La noche que me entregué al novio de mi mejor amiga

Me llamo Renata y esto pasó hace poco más de un año, cuando todavía me convencía de que lo mío con mi esposo se podía arreglar. Tengo veintisiete años, soy delgada, de piel clara y cabello castaño que casi nunca me molesto en peinar. Estoy casada con un hombre de treinta y cuatro al que dejé de desear sin darme cuenta del momento exacto en que ocurrió. No fue una pelea ni una traición; fue algo más lento y más triste, un goteo de noches en las que cada uno miraba su teléfono dándole la espalda al otro hasta que el silencio se volvió costumbre.

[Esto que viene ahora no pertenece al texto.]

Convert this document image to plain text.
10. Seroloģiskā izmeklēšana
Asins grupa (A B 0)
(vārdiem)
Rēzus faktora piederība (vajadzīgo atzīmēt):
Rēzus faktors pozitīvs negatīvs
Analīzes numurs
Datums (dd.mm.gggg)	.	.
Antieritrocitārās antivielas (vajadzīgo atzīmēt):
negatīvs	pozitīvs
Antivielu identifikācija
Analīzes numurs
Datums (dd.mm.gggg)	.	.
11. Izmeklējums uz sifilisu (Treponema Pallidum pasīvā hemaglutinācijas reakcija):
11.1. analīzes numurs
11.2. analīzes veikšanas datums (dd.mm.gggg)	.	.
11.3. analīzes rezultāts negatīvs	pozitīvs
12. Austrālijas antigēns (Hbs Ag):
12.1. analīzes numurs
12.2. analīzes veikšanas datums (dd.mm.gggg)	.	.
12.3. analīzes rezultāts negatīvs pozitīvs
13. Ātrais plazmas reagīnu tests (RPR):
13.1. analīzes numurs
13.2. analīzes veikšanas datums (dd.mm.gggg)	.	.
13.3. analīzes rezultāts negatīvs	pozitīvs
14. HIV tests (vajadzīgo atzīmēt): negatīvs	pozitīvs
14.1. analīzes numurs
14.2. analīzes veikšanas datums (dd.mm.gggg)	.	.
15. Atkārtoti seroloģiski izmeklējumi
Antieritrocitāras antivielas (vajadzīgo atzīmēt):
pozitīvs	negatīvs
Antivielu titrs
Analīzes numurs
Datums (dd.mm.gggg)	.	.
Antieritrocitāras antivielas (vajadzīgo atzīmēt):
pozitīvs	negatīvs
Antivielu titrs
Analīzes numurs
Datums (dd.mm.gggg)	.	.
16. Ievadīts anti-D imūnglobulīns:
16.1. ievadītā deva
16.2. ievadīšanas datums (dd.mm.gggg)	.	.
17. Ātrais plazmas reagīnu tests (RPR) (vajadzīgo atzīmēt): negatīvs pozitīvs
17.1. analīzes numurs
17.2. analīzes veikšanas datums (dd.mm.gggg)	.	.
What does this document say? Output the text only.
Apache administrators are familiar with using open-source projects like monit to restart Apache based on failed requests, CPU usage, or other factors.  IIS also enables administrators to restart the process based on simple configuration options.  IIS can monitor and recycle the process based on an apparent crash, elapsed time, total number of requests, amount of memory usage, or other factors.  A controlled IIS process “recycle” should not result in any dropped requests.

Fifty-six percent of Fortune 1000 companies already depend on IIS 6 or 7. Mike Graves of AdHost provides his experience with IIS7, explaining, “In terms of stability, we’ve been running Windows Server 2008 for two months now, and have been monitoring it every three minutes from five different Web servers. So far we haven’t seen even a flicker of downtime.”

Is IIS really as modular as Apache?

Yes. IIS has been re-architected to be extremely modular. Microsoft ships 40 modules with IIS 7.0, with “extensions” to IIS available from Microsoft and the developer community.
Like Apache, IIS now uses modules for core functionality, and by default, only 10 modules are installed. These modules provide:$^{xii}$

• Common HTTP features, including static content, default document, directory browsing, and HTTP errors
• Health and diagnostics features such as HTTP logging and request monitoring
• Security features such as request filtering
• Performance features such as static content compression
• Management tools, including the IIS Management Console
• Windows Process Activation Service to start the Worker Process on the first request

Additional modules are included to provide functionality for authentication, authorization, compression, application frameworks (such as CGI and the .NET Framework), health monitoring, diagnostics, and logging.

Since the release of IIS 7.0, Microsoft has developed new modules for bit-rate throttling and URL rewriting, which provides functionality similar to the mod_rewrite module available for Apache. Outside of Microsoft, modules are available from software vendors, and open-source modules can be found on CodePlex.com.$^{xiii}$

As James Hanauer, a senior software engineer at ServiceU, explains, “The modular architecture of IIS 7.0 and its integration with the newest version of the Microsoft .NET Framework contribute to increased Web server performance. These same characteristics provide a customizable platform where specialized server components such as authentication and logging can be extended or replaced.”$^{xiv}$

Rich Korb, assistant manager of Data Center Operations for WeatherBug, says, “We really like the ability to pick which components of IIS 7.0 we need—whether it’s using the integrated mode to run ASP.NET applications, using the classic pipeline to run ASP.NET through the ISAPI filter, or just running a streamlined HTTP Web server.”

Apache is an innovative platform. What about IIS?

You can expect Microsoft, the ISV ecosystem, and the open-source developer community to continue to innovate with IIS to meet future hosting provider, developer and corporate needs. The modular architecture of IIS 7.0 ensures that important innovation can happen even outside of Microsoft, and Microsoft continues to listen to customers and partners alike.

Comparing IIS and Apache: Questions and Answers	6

Para que entiendan: llevábamos tres meses sin tocarnos. Lo único que quedaba entre nosotros era que de vez en cuando lo masturbaba antes de dormir, casi por costumbre, sin que él me devolviera nada. La verdad es que tampoco lo dejaba. Pero cuando me quedaba sola, leía cosas en internet y me tocaba imaginando que era yo la del relato. Un par de veces él me descubrió, y para que no preguntara demasiado le repetía lo que había leído mientras lo acariciaba. Se venía rapidísimo. Yo me quedaba con las ganas intactas.

Esa noche salí de antro con mis amigas. Mi marido se había ido con los suyos, así que no había nada que vigilar. Fuimos a un lugar que acababan de abrir cerca del centro, de esos con luces moradas y música tan fuerte que tenías que gritar al oído para que te oyeran. Bebíamos, bailábamos y decíamos puras tonterías. Varios tipos se acercaban a invitarnos tragos y ninguna aceptaba.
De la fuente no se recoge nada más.